Children coming to the hospital usually have many questions and concerns, even if they do not know how to express them. Many parents want to protect their children by not telling them things that could be scary. Your child is more afraid when he or she does not know what is happening. Before your child comes to the hospital, give them as much honest information about their condition as you think they can understand.

Benefits of talking to your child about his or her transplant include:

• It can build trust in your child and hospital staff.

• Your child will know what to expect.

• Honest information corrects false ideas about transplants.

• It can help your child cooperate during treatment.

• It can help give your child get a sense of control.

• Your child can learn how to get through hard situations.

Encourage your child to trust the medical staff. It is important that children believe that we are all on the same team. It may be hard to tell your child about transplant as children often know when something is wrong. Think about your child’s age when you are choosing words to explain the transplant.

If your child is very anxious, or you need help explaining the transplant in appropriate terms, you may wish to speak to a psychologist, child life specialist, or social worker. Your transplant team wants your family to be successful, so don’t be afraid to ask them for help or a referral to someone who might be able to provide extra support to your family.

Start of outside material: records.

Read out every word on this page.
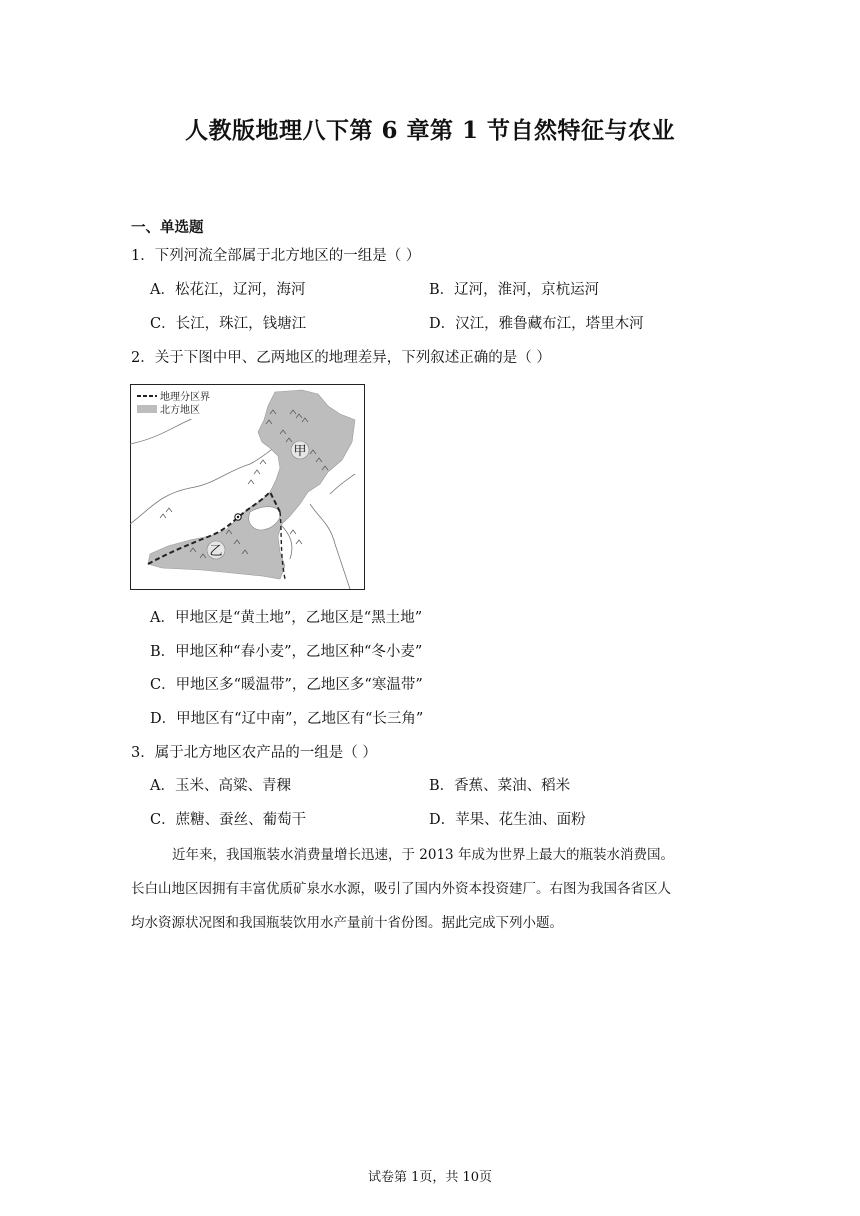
人教版地理八下第 6 章第 1 节自然特征与农业
一、单选题
1．下列河流全部属于北方地区的一组是（ ）
A．松花江，辽河，海河	B．辽河，淮河，京杭运河
C．长江，珠江，钱塘江	D．汉江，雅鲁藏布江，塔里木河
2．关于下图中甲、乙两地区的地理差异，下列叙述正确的是（ ）
甲
乙
地理分区界
北方地区
A．甲地区是“黄土地”，乙地区是“黑土地”
B．甲地区种“春小麦”，乙地区种“冬小麦”
C．甲地区多“暖温带”，乙地区多“寒温带”
D．甲地区有“辽中南”，乙地区有“长三角”
3．属于北方地区农产品的一组是（ ）
A．玉米、高粱、青稞	B．香蕉、菜油、稻米
C．蔗糖、蚕丝、葡萄干	D．苹果、花生油、面粉
近年来，我国瓶装水消费量增长迅速，于 2013 年成为世界上最大的瓶装水消费国。
长白山地区因拥有丰富优质矿泉水水源，吸引了国内外资本投资建厂。右图为我国各省区人
均水资源状况图和我国瓶装饮用水产量前十省份图。据此完成下列小题。
试卷第 1页，共 10页
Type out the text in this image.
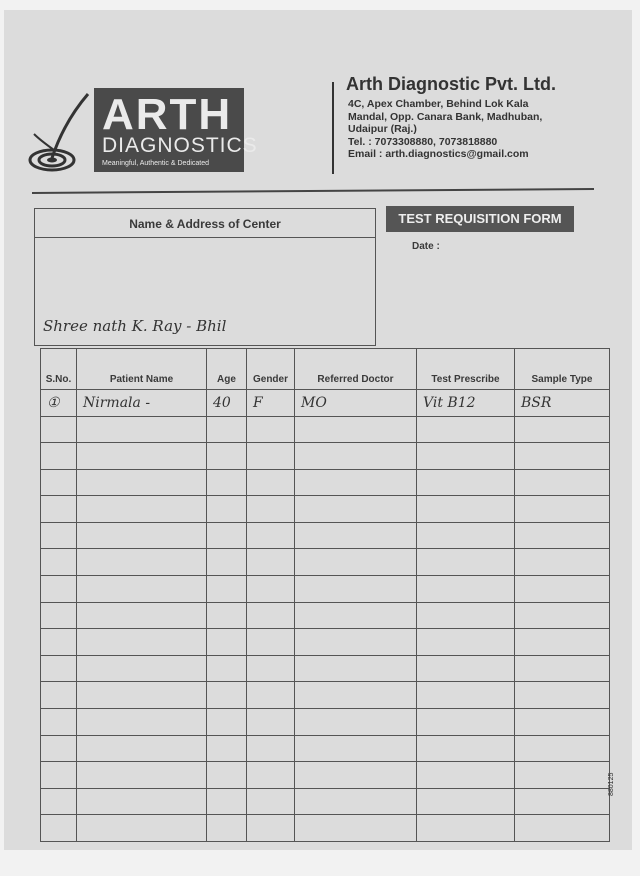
ARTH
DIAGNOSTICS
Meaningful, Authentic & Dedicated
Arth Diagnostic Pvt. Ltd.
4C, Apex Chamber, Behind Lok Kala
Mandal, Opp. Canara Bank, Madhuban,
Udaipur (Raj.)
Tel. : 7073308880, 7073818880
Email : arth.diagnostics@gmail.com
Name & Address of Center
Shree nath K. Ray - Bhil
TEST REQUISITION FORM
Date :
S.No.	Patient Name	Age	Gender	Referred Doctor	Test Prescribe	Sample Type
①	Nirmala -	40	F	MO	Vit B12	BSR

880125
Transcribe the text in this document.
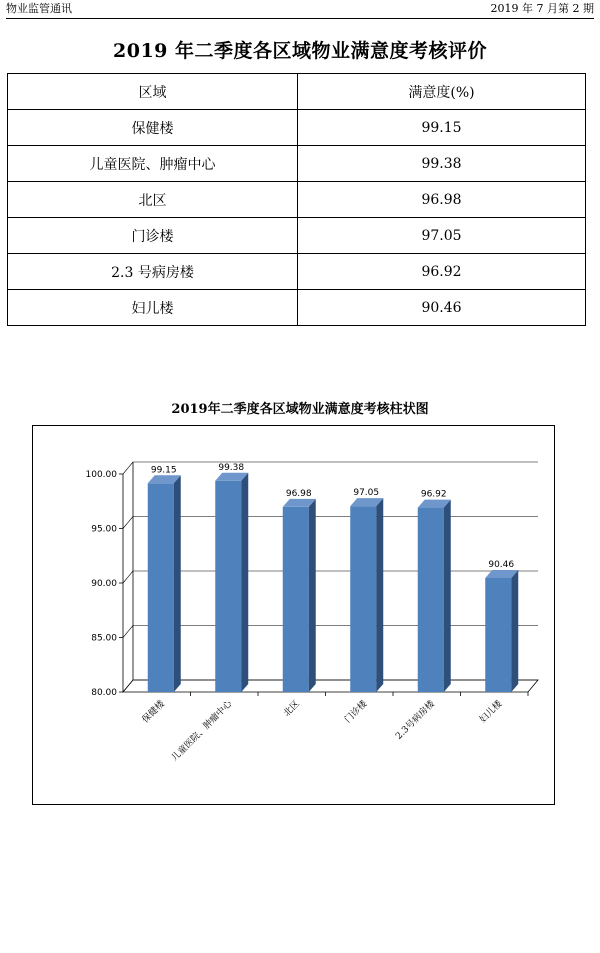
物业监管通讯	2019 年 7 月第 2 期
2019 年二季度各区域物业满意度考核评价
区域	满意度(%)
保健楼	99.15
儿童医院、肿瘤中心	99.38
北区	96.98
门诊楼	97.05
2.3 号病房楼	96.92
妇儿楼	90.46
2019年二季度各区域物业满意度考核柱状图
80.00
85.00
90.00
95.00
100.00	99.15
保健楼
99.38
儿童医院、肿瘤中心
96.98
北区
97.05
门诊楼
96.92
2.3号病房楼
90.46
妇儿楼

You also need to educate and prepare yourself, so you are not anxious, as children will reflect these feelings.

• Tell your child what their incision (opening for surgery) or scar will look like.

• If your child is especially anxious, consider drawing a picture of an incision on a doll or on their abdomen.

• Find books to read about going to the hospital, your child's medical condition, or other related topics. Reading together and discussing the book will help to relieve anxiety.

• Tell your child they will have some pain, but they can ask for medicine to make them feel better. A child is often anxious about surgery because of their fear of pain.

• Inform your child that a special doctor will give them medicine which will put them in a very deep sleep so they will not feel anything during the operation, once the operation is complete, they will wake up.

• Tell them the doctors and nurses are there to help make them feel better and are on their side.

• Check with your child to make sure they understand what will happen. Ask them to explain in their own words what they think will happen or what could happen.

• Explain the problem. Explain at your child's level of understanding. As you explain, avoid harsh phrases such as "cut into you," or "staple you together," rather, explain the doctor is going to fix the problem by giving you new parts and using gentler language.

• Children learn from doing, seeing, and hearing things many times. You may need to explain the transplant multiple times for them to fully understand. Do not get frustrated by repeated questions or confusion.

• Check to see if your transplant center offers a tour of the hospital for kids. Often times this will be offered through child life services and is helpful to familiarize your child with the hospital and help to reduce anxiety.

• Make sure to tell your child that a transplant is no one’s fault. Many children believe that a transplant is caused by something they did, said, or thought and feel it is their punishment for "being bad."

When an organ becomes available and suitable for your child, you will receive a phone call. Timing is essential, and your child's coordinator will tell you when you need to be at the transplant center. After arriving at the hospital, your team will admit your child.

The preoperative testing consists of a chest X-ray, EKG, comprehensive lab work, and any other testing your child's particular transplant center may require. When appropriate, your team will transport your child to the operating room. The support staff will direct you and your family to a waiting area and provide periodic updates while waiting for your child's surgery to be completed.